Questo qualcosa di diverso fu il punk rock e il disco icona di quel periodo è senz’altro Never Mind the Bollocks. Chiunque voglia tentare di comprendere il movimento punk e quello che ha rappresentato per un’intera generazione non può non ascoltare questo disco.
La band dei Sex Pistols, formata da Johnny Rotten (Johnny Lyndon), Sid Vicious, Steve Jones e Paul Cook, pubblicò il disco, con etichetta Virgin Records, il 28 ottobre 1977.
Questo sarà l’unico album ufficiale inciso in studio dai Sex Pistols. Johnny Rotten sosteneva che “essere punk vuol dire essere un fottuto figlio di puttana, uno che ha fatto del marciapiede il suo regno, un figlio maledetto di una patria giubilata dalla vergogna della Monarchia, senza avvenire e con la voglia di rompere il muso al suo caritatevole prossimo “ e nel disco tutto questo c’è e si sente.

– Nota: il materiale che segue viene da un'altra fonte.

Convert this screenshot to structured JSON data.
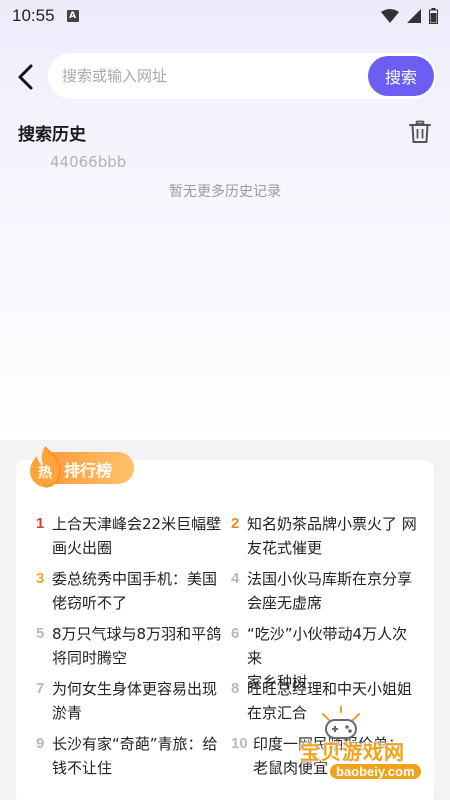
{
  "status_bar": {
    "time": "10:55",
    "notif_letter": "A"
  },
  "search": {
    "placeholder": "搜索或输入网址",
    "button_label": "搜索"
  },
  "history": {
    "title": "搜索历史",
    "items": [
      "44066bbb"
    ],
    "empty_text": "暂无更多历史记录"
  },
  "ranking": {
    "badge_label": "排行榜",
    "badge_icon_text": "热",
    "items": [
      {
        "rank": "1",
        "text_lines": [
          "上合天津峰会22米巨幅壁",
          "画火出圈"
        ]
      },
      {
        "rank": "2",
        "text_lines": [
          "知名奶茶品牌小票火了 网",
          "友花式催更"
        ]
      },
      {
        "rank": "3",
        "text_lines": [
          "委总统秀中国手机：美国",
          "佬窃听不了"
        ]
      },
      {
        "rank": "4",
        "text_lines": [
          "法国小伙马库斯在京分享",
          "会座无虚席"
        ]
      },
      {
        "rank": "5",
        "text_lines": [
          "8万只气球与8万羽和平鸽",
          "将同时腾空"
        ]
      },
      {
        "rank": "6",
        "text_lines": [
          "“吃沙”小伙带动4万人次来",
          "家乡种树"
        ]
      },
      {
        "rank": "7",
        "text_lines": [
          "为何女生身体更容易出现",
          "淤青"
        ]
      },
      {
        "rank": "8",
        "text_lines": [
          "旺旺总经理和中天小姐姐",
          "在京汇合"
        ]
      },
      {
        "rank": "9",
        "text_lines": [
          "长沙有家“奇葩”青旅：给",
          "钱不让住"
        ]
      },
      {
        "rank": "10",
        "text_lines": [
          "印度一网民晒报价单：",
          "老鼠肉便宜"
        ]
      }
    ]
  },
  "watermark": {
    "title": "宝贝游戏网",
    "url": "baobeiy.com"
  },
  "colors": {
    "accent": "#6c5ef2",
    "rank1": "#e23a34",
    "rank2": "#ef8a22",
    "rank3": "#f1a532",
    "badge": "#ff9a3c"
  }
}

Infatti, appena uscito, il disco ebbe grossi problemi di distribuzione perchè molti negozianti si rifiutarono di esporlo perche giudicando il titolo troppo offensivo. Inoltre i testi delle canzoni erano decisamente espliciti e, quindi, non facilmente trasmissibili dalle radio.

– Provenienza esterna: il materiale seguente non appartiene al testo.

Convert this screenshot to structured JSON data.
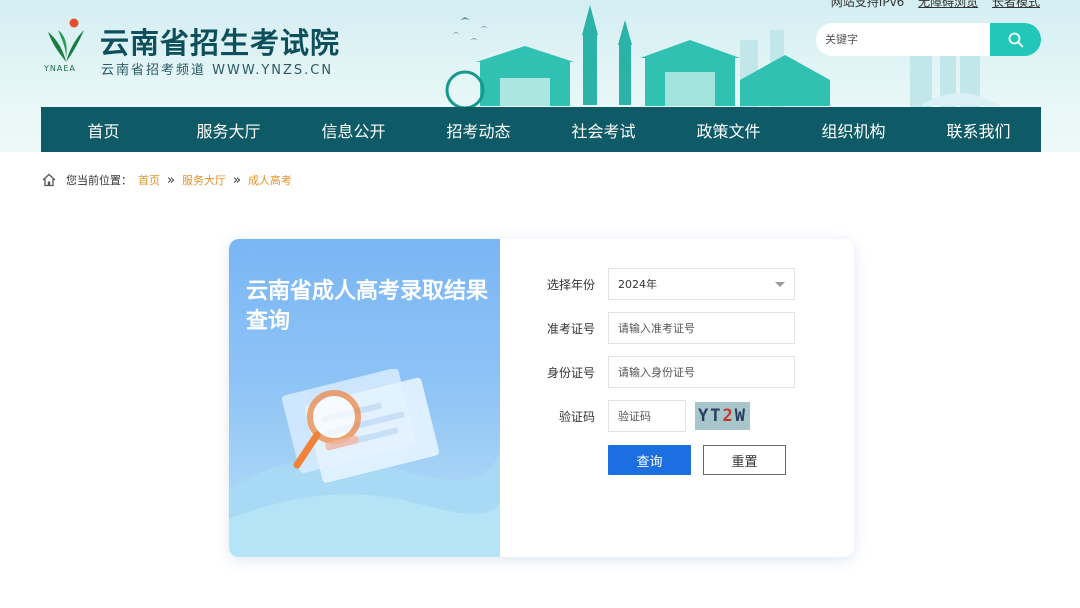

Comunque, nonostante questi problemi, Never mind the bollocks ebbe un grosso successo in ambito punk e non soltanto. In effetti questo disco, pur non essendo certamente il miglior disco punk prodotto, rappresenta un punto di svolta nella storia del rock che influenzerà molte generazioni di futuri musicisti.

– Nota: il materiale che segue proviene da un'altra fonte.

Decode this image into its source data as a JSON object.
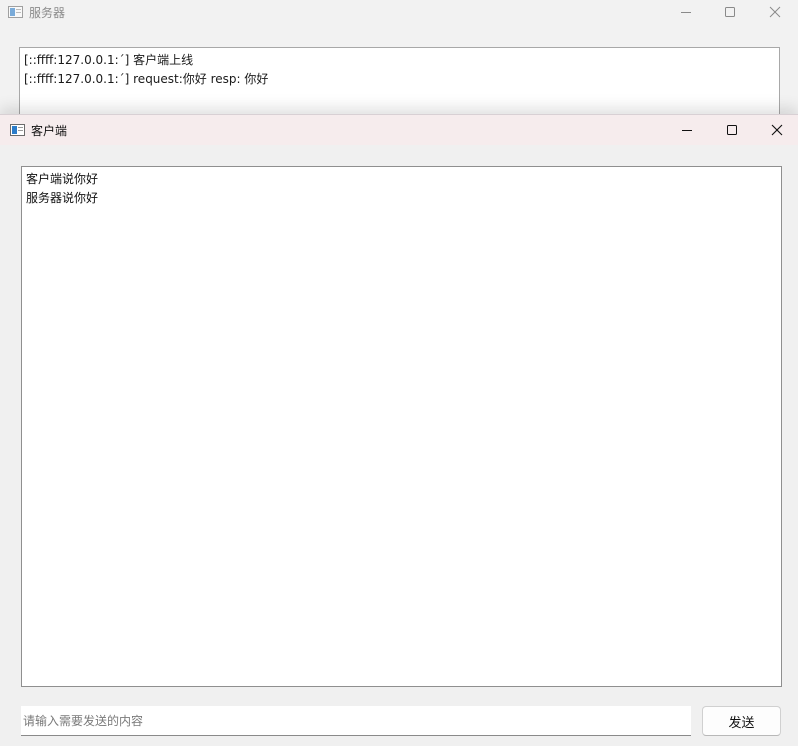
{
  "server_window": {
    "title": "服务器",
    "icon": "app-window-icon",
    "controls": {
      "minimize": "minimize-icon",
      "maximize": "maximize-icon",
      "close": "close-icon"
    },
    "log_lines": [
      "[::ffff:127.0.0.1:´] 客户端上线",
      "[::ffff:127.0.0.1:´] request:你好 resp: 你好"
    ]
  },
  "client_window": {
    "title": "客户端",
    "icon": "app-window-icon",
    "controls": {
      "minimize": "minimize-icon",
      "maximize": "maximize-icon",
      "close": "close-icon"
    },
    "messages": [
      "客户端说你好",
      "服务器说你好"
    ],
    "input": {
      "value": "",
      "placeholder": "请输入需要发送的内容"
    },
    "send_label": "发送"
  },
  "colors": {
    "active_titlebar": "#f6eced",
    "window_background": "#f0f0f0",
    "text_area_background": "#ffffff"
  }
}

La prima stampa dell’album uscita in Gran Bretagna (Virgin V2086) conteneva solamente undici canzoni, successivamente il gruppo cambiò idea e decise di includere anche Submission nel disco. La Virgin aveva però già stampato circa 1000 copie della versione a 11 brani, e invece che ritirarle dal mercato, le fece uscire ugualmente inserendo il brano mancante nelle stampe successive.
[amazon_link asins=’B008RBFBTY,B00JDVX44G,B00007DWOQ’ template=’ProductCarousel’ store=’mybestrevie-21′ marketplace=’IT’ link_id=’1b4b26d5-246b-11e7-ac03-1b828c146974′]
Track list
Holidays in the Sun – 3:19 (Cook/Jones/Rotten/Vicious)
Bodies – 3:01 (Cook/Jones/Rotten/Vicious)
No Feelings – 2:48 (Cook/Jones/Rotten/Matlock)
Liar – 2:39 (Cook/Jones/Rotten/Matlock)
God Save the Queen – 3:20 (Cook/Jones/Rotten/Matlock)
Problems – 4:09 (Cook/Jones/Rotten/Matlock)
Seventeen – 2:01 (Cook/Jones/Rotten/Matlock)
Anarchy in the U.K. – 3:31 (Cook/Jones/Rotten/Matlock)
Submission – 4:10 (Cook/Jones/Rotten/Matlock)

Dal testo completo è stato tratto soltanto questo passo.